Наг и Джабба кивнули.
— Колите! — скомандовал Белый.
— Ты — желудок, — он указал на Нага.
— Ты — лёгкие, — это Джаббе. — Я, так и быть, возьму на себя мочевой пузырь.
С этими словами он развернул мешок, достал нож — не мультитул или раскладную игрушку, а настоящий боевой с широким длинным лезвием и гардой (такие были у каждого из нас). Чтобы не возиться, вспорол целлофан по краю, раскрыл его, и мы увидели изуродованное монстром тело. Его поза была какой-то неестественной, как у сломанной и брошенной на пол куклы. Одежда кое-где обгорела. Само тело посечено осколками так, будто его уже кромсали ножом. Кровь на ранах запеклась и почернела. Запахло сладко и омерзительно. В тусклые едва прикрытые глаза лучше было не заглядывать.

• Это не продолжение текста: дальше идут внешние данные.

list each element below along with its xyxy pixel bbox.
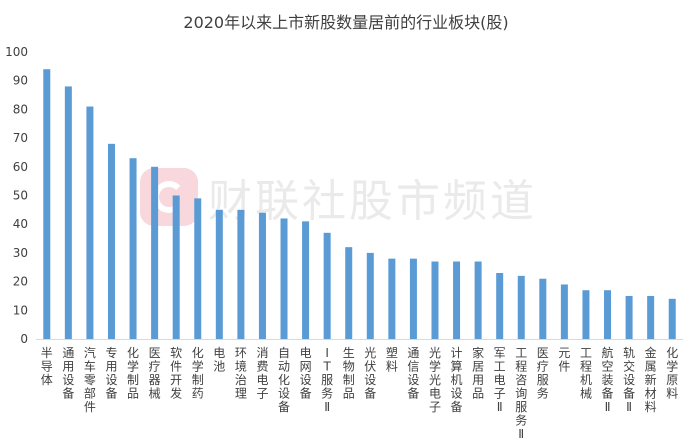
bar (107, 143, 115, 339)
x-tick-label: 工程咨询服务 Ⅱ (515, 346, 527, 441)
y-tick-label: 10 (13, 303, 28, 317)
y-tick-label: 80 (13, 102, 28, 116)
x-tick-label: 轨交设备 Ⅱ (623, 346, 635, 414)
bar (409, 258, 417, 339)
x-tick-label: 通用设备 (62, 346, 74, 401)
chart-title: 2020年以来上市新股数量居前的行业板块(股) (183, 13, 509, 32)
bar (431, 261, 439, 339)
y-tick-label: 60 (13, 160, 28, 174)
x-tick-label: 工程机械 (580, 346, 592, 401)
bar (194, 198, 202, 339)
x-tick-label: 电池 (213, 346, 225, 374)
bar (582, 290, 590, 339)
y-tick-label: 50 (13, 189, 28, 203)
y-tick-label: 30 (13, 246, 28, 260)
x-tick-label: 金属新材料 (645, 345, 657, 414)
x-tick-label: 自动化设备 (278, 346, 290, 414)
x-tick-label: 化学原料 (666, 346, 678, 401)
x-tick-label: 航空装备 Ⅱ (602, 345, 614, 414)
bar (258, 212, 266, 339)
bar (668, 298, 676, 339)
bar (237, 209, 245, 339)
x-tick-label: 环境治理 (235, 346, 247, 401)
bar (366, 252, 374, 339)
bar (64, 86, 72, 339)
x-tick-label: 化学制药 (192, 346, 204, 401)
bar (345, 247, 353, 339)
y-tick-label: 20 (13, 275, 28, 289)
bar (302, 221, 310, 339)
y-tick-label: 0 (20, 332, 28, 346)
x-tick-label: 生物制品 (343, 346, 355, 401)
y-tick-label: 100 (5, 45, 28, 59)
bar (539, 278, 547, 339)
x-tick-label: 医疗器械 (149, 346, 161, 401)
x-tick-label: 军工电子 Ⅱ (494, 346, 506, 414)
x-tick-label: 消费电子 (256, 346, 268, 401)
bar (647, 295, 655, 339)
bar (172, 195, 180, 339)
bar (474, 261, 482, 339)
x-tick-label: 半导体 (41, 346, 53, 387)
bar (604, 290, 612, 339)
x-tick-label: 软件开发 (170, 346, 182, 401)
x-tick-label: 光伏设备 (364, 346, 376, 401)
x-tick-label: 计算机设备 (451, 346, 463, 414)
bar (453, 261, 461, 339)
bar (280, 218, 288, 339)
bar (86, 106, 94, 339)
x-tick-label: 化学制品 (127, 346, 139, 401)
bar (151, 166, 159, 339)
x-tick-label: 汽车零部件 (84, 345, 96, 414)
x-tick-label: 塑料 (386, 345, 398, 374)
bar (388, 258, 396, 339)
bar (215, 209, 223, 339)
y-tick-label: 70 (13, 131, 28, 145)
bar (625, 295, 633, 339)
x-tick-label: 医疗服务 (537, 346, 549, 401)
y-tick-label: 40 (13, 217, 28, 231)
bar (129, 158, 137, 339)
x-tick-label: 电网设备 (300, 346, 312, 401)
x-tick-label: 光学光电子 (429, 346, 441, 414)
bar (43, 69, 51, 339)
bar (517, 275, 525, 339)
bar (496, 272, 504, 339)
x-tick-label: 专用设备 (105, 345, 117, 401)
x-tick-label: I T 服务 Ⅱ (321, 346, 333, 414)
y-tick-label: 90 (13, 74, 28, 88)
bar (323, 232, 331, 339)
x-tick-label: 通信设备 (407, 346, 419, 401)
bar (560, 284, 568, 339)
x-tick-label: 家居用品 (472, 345, 484, 401)
x-tick-label: 元件 (558, 346, 570, 374)
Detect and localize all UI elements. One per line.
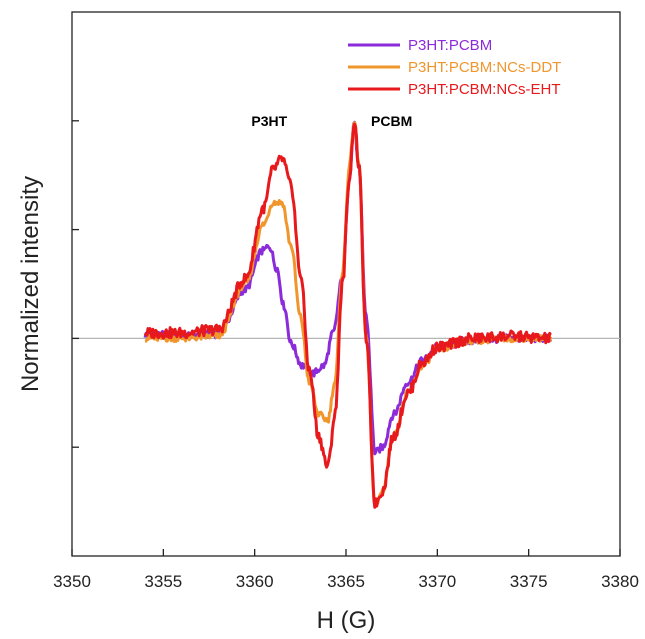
x-tick-label: 3360 (236, 572, 274, 591)
y-axis-ticks (72, 120, 79, 448)
x-tick-label: 3375 (510, 572, 548, 591)
series-line-3 (143, 122, 552, 509)
legend-label: P3HT:PCBM:NCs-EHT (408, 81, 561, 98)
x-tick-label: 3350 (53, 572, 91, 591)
x-tick-label: 3380 (601, 572, 639, 591)
peak-label: PCBM (371, 113, 412, 129)
x-axis-ticks: 3350 3355 3360 3365 3370 3375 3380 (53, 549, 639, 591)
plot-frame (71, 11, 621, 557)
x-tick-label: 3355 (144, 572, 182, 591)
peak-label: P3HT (251, 113, 287, 129)
x-axis-label: H (G) (317, 607, 376, 634)
x-tick-label: 3365 (327, 572, 365, 591)
legend: P3HT:PCBM P3HT:PCBM:NCs-DDT P3HT:PCBM:NCs-… (348, 37, 561, 98)
x-tick-label: 3370 (418, 572, 456, 591)
legend-label: P3HT:PCBM:NCs-DDT (408, 59, 561, 76)
legend-label: P3HT:PCBM (408, 37, 492, 54)
peak-annotations: P3HT PCBM (251, 113, 412, 129)
series-group (143, 120, 553, 509)
y-axis-label: Normalized intensity (17, 176, 44, 392)
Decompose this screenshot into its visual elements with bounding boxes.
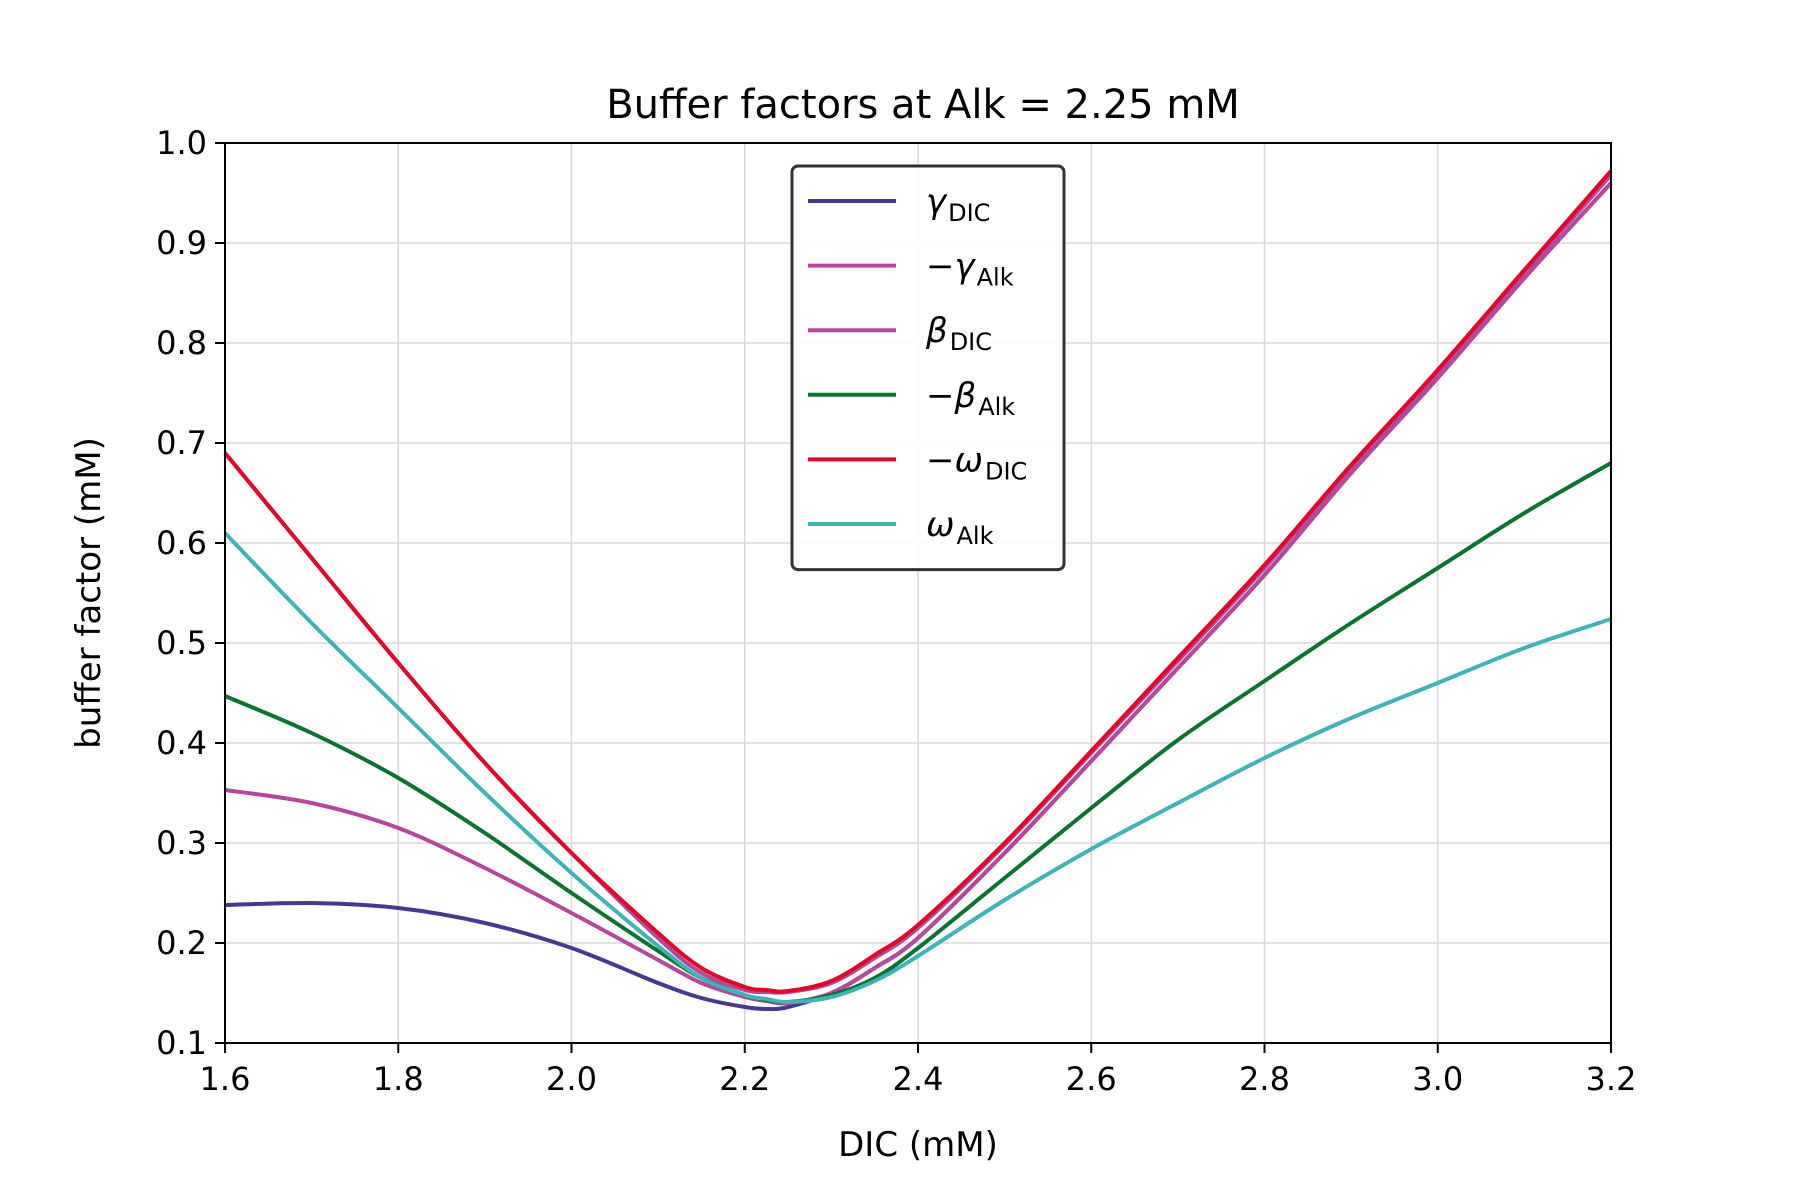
legend-symbol: γ: [926, 182, 948, 222]
series-line-5: [223, 531, 1612, 1005]
legend-symbol: ω: [926, 505, 954, 545]
y-tick-label: 0.6: [156, 524, 207, 562]
y-tick-label: 0.1: [156, 1024, 207, 1062]
y-axis-label: buffer factor (mM): [69, 437, 109, 749]
legend-subscript: Alk: [956, 522, 993, 550]
x-tick-label: 2.8: [1239, 1060, 1290, 1098]
x-tick-label: 3.2: [1586, 1060, 1637, 1098]
legend-entry-3: −βAlk: [926, 376, 1015, 421]
legend-prefix: −: [926, 247, 955, 287]
legend-subscript: DIC: [948, 199, 990, 227]
legend-subscript: DIC: [950, 328, 992, 356]
legend-symbol: β: [954, 376, 977, 416]
y-tick-label: 0.9: [156, 224, 207, 262]
x-tick-label: 2.4: [893, 1060, 944, 1098]
x-tick-label: 3.0: [1412, 1060, 1463, 1098]
y-tick-label: 1.0: [156, 124, 207, 162]
y-tick-label: 0.7: [156, 424, 207, 462]
legend-symbol: ω: [955, 440, 983, 480]
x-tick-label: 2.6: [1066, 1060, 1117, 1098]
x-tick-label: 1.8: [373, 1060, 424, 1098]
legend-subscript: Alk: [977, 264, 1014, 292]
y-tick-label: 0.5: [156, 624, 207, 662]
x-tick-label: 2.2: [719, 1060, 770, 1098]
x-axis-ticks: 1.6 1.8 2.0 2.2 2.4 2.6 2.8 3.0 3.2: [200, 1043, 1637, 1098]
legend-entry-5: ωAlk: [926, 505, 994, 550]
legend-prefix: −: [926, 376, 955, 416]
series-line-3: [224, 461, 1612, 1005]
series-line-2: [224, 181, 1613, 1006]
legend-subscript: DIC: [985, 457, 1027, 485]
legend-entry-2: βDIC: [925, 311, 992, 356]
legend-entry-1: −γAlk: [926, 247, 1014, 292]
series-lines: [223, 169, 1613, 1012]
y-tick-label: 0.4: [156, 724, 207, 762]
x-axis-label: DIC (mM): [838, 1125, 998, 1165]
legend-symbol: β: [925, 311, 948, 351]
y-tick-label: 0.2: [156, 924, 207, 962]
chart-title: Buffer factors at Alk = 2.25 mM: [606, 82, 1240, 128]
legend-entry-0: γDIC: [926, 182, 990, 227]
legend-prefix: −: [926, 440, 955, 480]
series-line-4: [223, 169, 1613, 994]
x-tick-label: 2.0: [546, 1060, 597, 1098]
legend-entry-4: −ωDIC: [926, 440, 1027, 485]
y-tick-label: 0.3: [156, 824, 207, 862]
legend-subscript: Alk: [978, 393, 1015, 421]
y-axis-ticks: 0.1 0.2 0.3 0.4 0.5 0.6 0.7 0.8 0.9 1.0: [156, 124, 225, 1062]
y-tick-label: 0.8: [156, 324, 207, 362]
legend-symbol: γ: [955, 247, 977, 287]
x-tick-label: 1.6: [200, 1060, 251, 1098]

Белый присел на корточки, расстегнул на трупе пуговицу обтягивающих джинс, раскрыл молнию и развернул куски ткани, закрывающие низ живота. Затем он с мерзким звуком вогнал туда свой нож. Крови не было.
Я старался не думать о трупе, как о человеке. В конце концов, это уже не та девушка. Душа давно покинула тело. Действительно, осталась только дырявая кожаная оболочка.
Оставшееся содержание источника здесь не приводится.